Most noted early local people were Comanches, who resisted occupation of area by white settlers. The last recorded Indian raid in county was in 1874.
Eastland was named county seat in an election on Aug. 2, 1875. With 250 people it was incorporated on June 6, 1891, and W.Q. Connellee was elected as mayor.
After a discovery in 1917, one of the fabled oil booms of Texas occurred nearby, with Eastland center for legal matters. With oil priced $2.60 a barrel, many wells flowed at 10,000 barrels a day. The city quickly grew to 25,000 people; 5 banks prospered.
Coming here to seek "black gold" were celebrities, including evangelist Billy Sunday, circus owner John Ringling, sports figures Jess Willard, Tex Rickard.

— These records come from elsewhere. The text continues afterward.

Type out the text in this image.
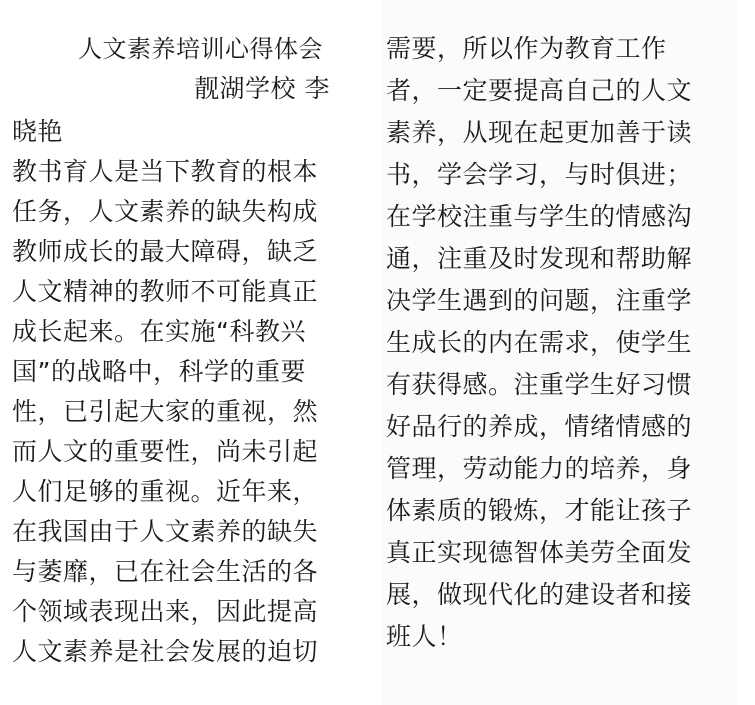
人文素养培训心得体会
靓湖学校 李
晓艳
教书育人是当下教育的根本
任务，人文素养的缺失构成
教师成长的最大障碍，缺乏
人文精神的教师不可能真正
成长起来。在实施“科教兴
国”的战略中，科学的重要
性，已引起大家的重视，然
而人文的重要性，尚未引起
人们足够的重视。近年来，
在我国由于人文素养的缺失
与萎靡，已在社会生活的各
个领域表现出来，因此提高
人文素养是社会发展的迫切
需要，所以作为教育工作
者，一定要提高自己的人文
素养，从现在起更加善于读
书，学会学习，与时俱进；
在学校注重与学生的情感沟
通，注重及时发现和帮助解
决学生遇到的问题，注重学
生成长的内在需求，使学生
有获得感。注重学生好习惯
好品行的养成，情绪情感的
管理，劳动能力的培养，身
体素质的锻炼，才能让孩子
真正实现德智体美劳全面发
展，做现代化的建设者和接
班人！
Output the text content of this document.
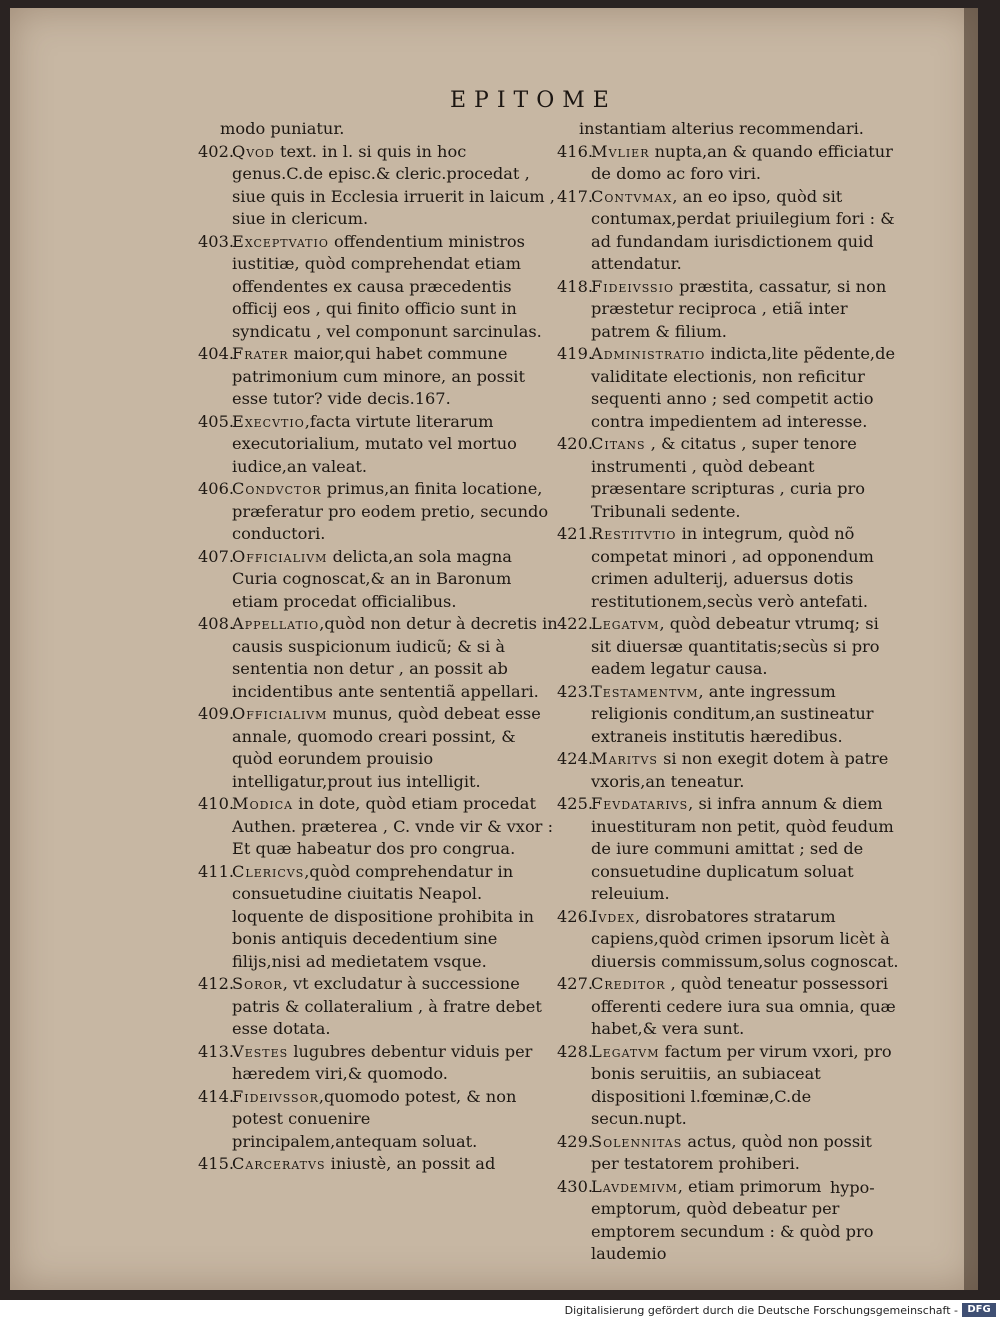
EPITOME

modo puniatur.

402.
Qvod text. in l. si quis in hoc genus.C.de episc.& cleric.procedat , siue quis in Ecclesia irruerit in laicum , siue in clericum.

403.
Exceptvatio offendentium ministros iustitiæ, quòd comprehendat etiam offendentes ex causa præcedentis officij eos , qui finito officio sunt in syndicatu , vel componunt sarcinulas.

404.
Frater maior,qui habet commune patrimonium cum minore, an possit esse tutor? vide decis.167.

405.
Execvtio,facta virtute literarum executorialium, mutato vel mortuo iudice,an valeat.

406.
Condvctor primus,an finita locatione, præferatur pro eodem pretio, secundo conductori.

407.
Officialivm delicta,an sola magna Curia cognoscat,& an in Baronum etiam procedat officialibus.

408.
Appellatio,quòd non detur à decretis in causis suspicionum iudicũ; & si à sententia non detur , an possit ab incidentibus ante sententiã appellari.

409.
Officialivm munus, quòd debeat esse annale, quomodo creari possint, & quòd eorundem prouisio intelligatur,prout ius intelligit.

410.
Modica in dote, quòd etiam procedat Authen. præterea , C. vnde vir & vxor : Et quæ habeatur dos pro congrua.

411.
Clericvs,quòd comprehendatur in consuetudine ciuitatis Neapol. loquente de dispositione prohibita in bonis antiquis decedentium sine filijs,nisi ad medietatem vsque.

412.
Soror, vt excludatur à successione patris & collateralium , à fratre debet esse dotata.

413.
Vestes lugubres debentur viduis per hæredem viri,& quomodo.

414.
Fideivssor,quomodo potest, & non potest conuenire principalem,antequam soluat.

415.
Carceratvs iniustè, an possit ad

instantiam alterius recommendari.

416.
Mvlier nupta,an & quando efficiatur de domo ac foro viri.

417.
Contvmax, an eo ipso, quòd sit contumax,perdat priuilegium fori : & ad fundandam iurisdictionem quid attendatur.

418.
Fideivssio præstita, cassatur, si non præstetur reciproca , etiã inter patrem & filium.

419.
Administratio indicta,lite pẽdente,de validitate electionis, non reficitur sequenti anno ; sed competit actio contra impedientem ad interesse.

420.
Citans , & citatus , super tenore instrumenti , quòd debeant præsentare scripturas , curia pro Tribunali sedente.

421.
Restitvtio in integrum, quòd nõ competat minori , ad opponendum crimen adulterij, aduersus dotis restitutionem,secùs verò antefati.

422.
Legatvm, quòd debeatur vtrumq; si sit diuersæ quantitatis;secùs si pro eadem legatur causa.

423.
Testamentvm, ante ingressum religionis conditum,an sustineatur extraneis institutis hæredibus.

424.
Maritvs si non exegit dotem à patre vxoris,an teneatur.

425.
Fevdatarivs, si infra annum & diem inuestituram non petit, quòd feudum de iure communi amittat ; sed de consuetudine duplicatum soluat releuium.

426.
Ivdex, disrobatores stratarum capiens,quòd crimen ipsorum licèt à diuersis commissum,solus cognoscat.

427.
Creditor , quòd teneatur possessori offerenti cedere iura sua omnia, quæ habet,& vera sunt.

428.
Legatvm factum per virum vxori, pro bonis seruitiis, an subiaceat dispositioni l.fœminæ,C.de secun.nupt.

429.
Solennitas actus, quòd non possit per testatorem prohiberi.

430.
Lavdemivm, etiam primorum emptorum, quòd debeatur per emptorem secundum : & quòd pro laudemio

hypo-
Digitalisierung gefördert durch die Deutsche Forschungsgemeinschaft - DFG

An international wonder-story happened here: the old courthouse cornerstone was opened (on this site) in 1928 to reveal survival of "Old Rip", a horned toad placed there with other mementoes on July 19, 1897.

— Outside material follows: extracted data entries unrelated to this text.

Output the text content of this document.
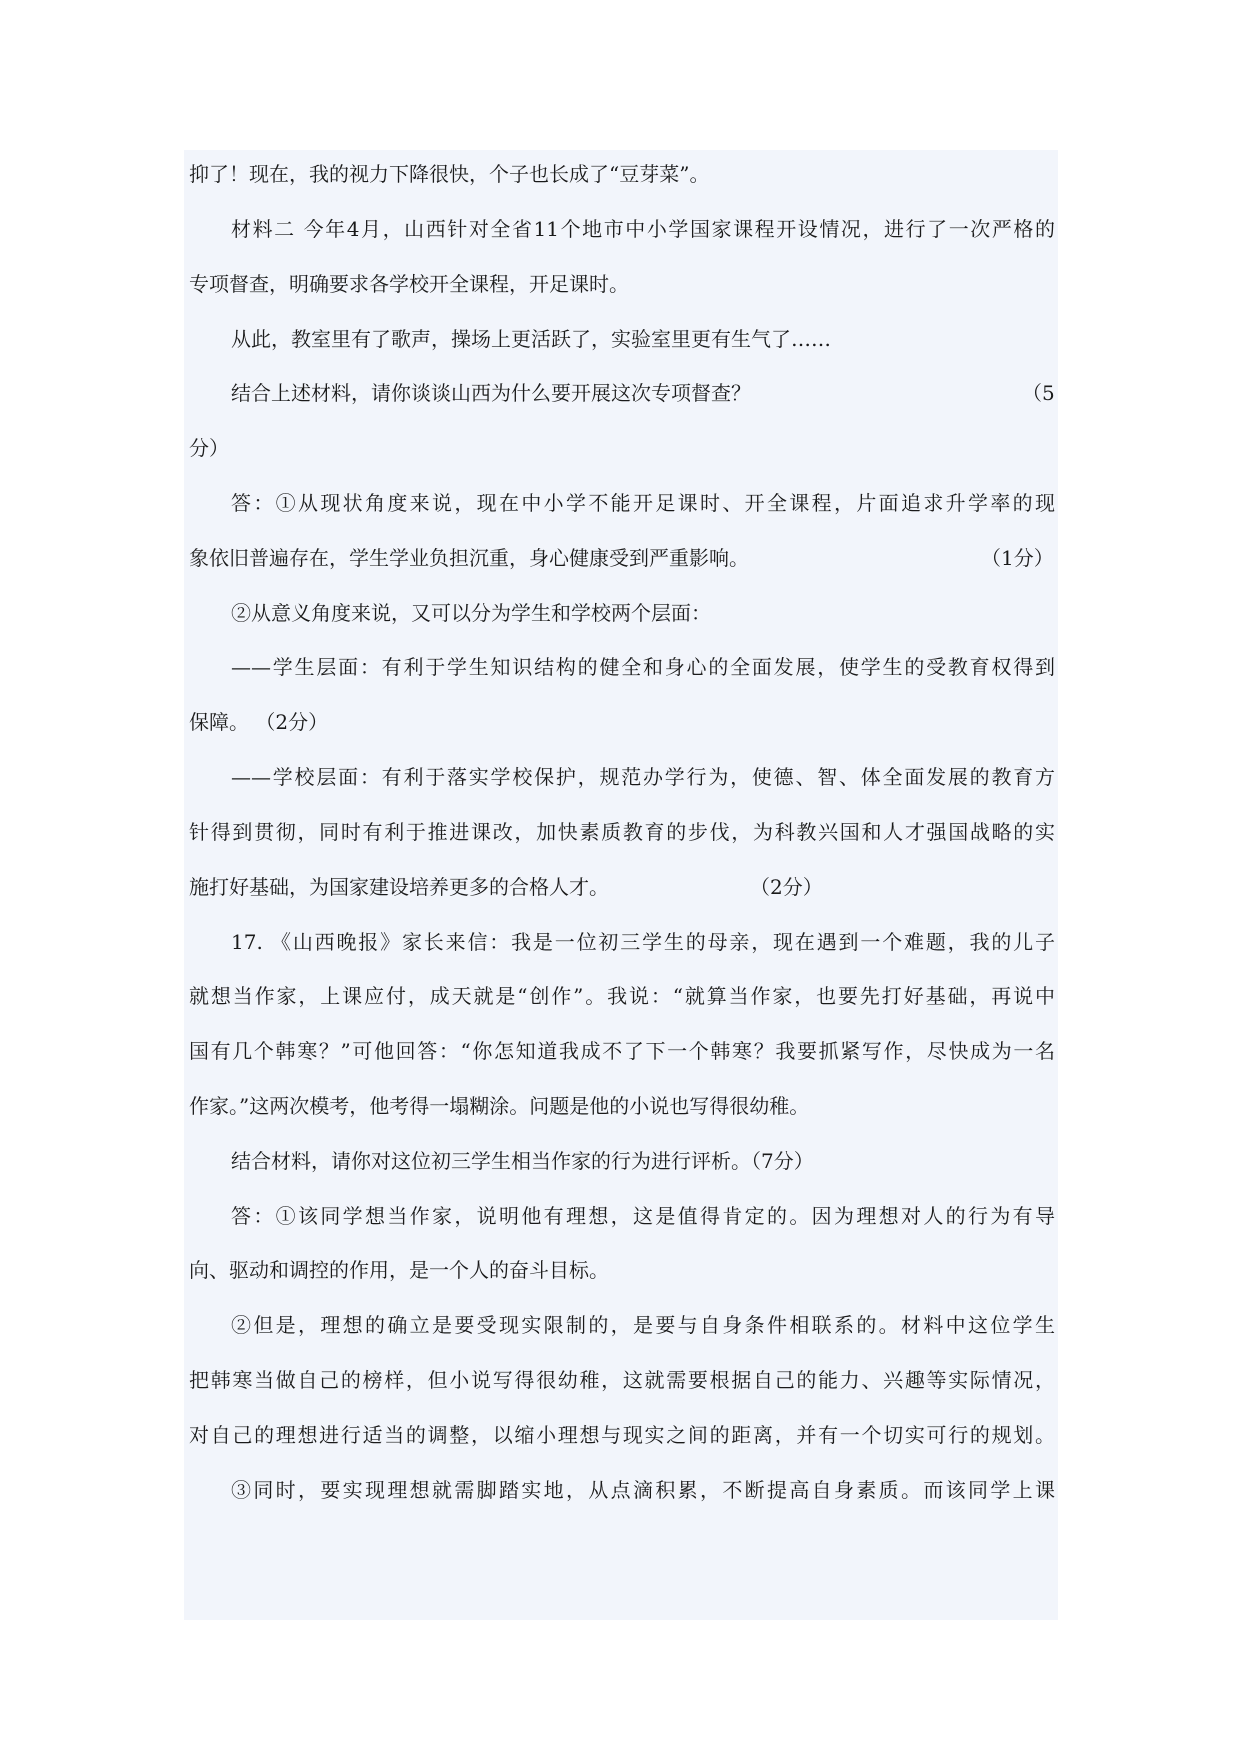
抑了！现在，我的视力下降很快，个子也长成了“豆芽菜”。
材料二 今年4月，山西针对全省11个地市中小学国家课程开设情况，进行了一次严格的
专项督查，明确要求各学校开全课程，开足课时。
从此，教室里有了歌声，操场上更活跃了，实验室里更有生气了……
结合上述材料，请你谈谈山西为什么要开展这次专项督查？	（5
分）
答：①从现状角度来说，现在中小学不能开足课时、开全课程，片面追求升学率的现
象依旧普遍存在，学生学业负担沉重，身心健康受到严重影响。	（1分）
②从意义角度来说，又可以分为学生和学校两个层面：
——学生层面：有利于学生知识结构的健全和身心的全面发展，使学生的受教育权得到
保障。 （2分）
——学校层面：有利于落实学校保护，规范办学行为，使德、智、体全面发展的教育方
针得到贯彻，同时有利于推进课改，加快素质教育的步伐，为科教兴国和人才强国战略的实
施打好基础，为国家建设培养更多的合格人才。	（2分）
17. 《山西晚报》家长来信：我是一位初三学生的母亲，现在遇到一个难题，我的儿子
就想当作家，上课应付，成天就是“创作”。我说：“就算当作家，也要先打好基础，再说中
国有几个韩寒？”可他回答：“你怎知道我成不了下一个韩寒？我要抓紧写作，尽快成为一名
作家。”这两次模考，他考得一塌糊涂。问题是他的小说也写得很幼稚。
结合材料，请你对这位初三学生相当作家的行为进行评析。（7分）
答：①该同学想当作家，说明他有理想，这是值得肯定的。因为理想对人的行为有导
向、驱动和调控的作用，是一个人的奋斗目标。
②但是，理想的确立是要受现实限制的，是要与自身条件相联系的。材料中这位学生
把韩寒当做自己的榜样，但小说写得很幼稚，这就需要根据自己的能力、兴趣等实际情况，
对自己的理想进行适当的调整，以缩小理想与现实之间的距离，并有一个切实可行的规划。
③同时，要实现理想就需脚踏实地，从点滴积累，不断提高自身素质。而该同学上课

Continuing oil production, agricultural processing and clay products bolster the present economy. "
And the one on the right:
"First known Eastland area inhabitant was Frank Sanchez (d. 1867), who grazed herds here in the 1850s. The United States in 1853 established Army posts at Fort Phantom Hill, in present Taylor County, and Fort Belknap, in present Young County, giving the frontier protection against hostile Indians. This opened a modest influx of settlers, including families named Bell, Birden, Birt, Blair, Ellison, Fitzwaters, Flannagan, Gilbert, Herring, Highsaw, McGough, Mansker, Melburn, Oliver, Owens, Richards, Shirley, Singleton, Upton, and Wyatt, from "old states" of Alabama, Arkansas, Georgia, Kentucky, Mississippi, North and South Carolina, and Tennessee. The county was created, but not organized, in 1858. The U.S. Census for 1860 showed 99 residents. When Texas seceded from the Union in 1861, and Army garrisons withdrew, many pioneers left or took refuge at Blair's Fort, in southeastern part of the county.
Post-Civil War settlers included such leaders as Dr. Edwin Daniel Townsend, who arrived from Kentucky in 1871. The county was organized in an election held Dec. 2, 1873, with Merriman designated county seat (in violation of legislation creating the county). In 1875 the government was moved to Eastland, founded that year by investor Charles U. Connellee (1851-1930)."
Eastland has few interesting claims to fame like the 6-ft. x 10-ft. mural made from over 11,000 stamps at the post office:
But, of course their most well known resident is "Old Rip" the world famous horny toad:
Old Rip is a local legend and his coffin resides in the Eastland County Courthouse where people come from all over the world to pay their respects. (He was also the subject of one of our documentaries).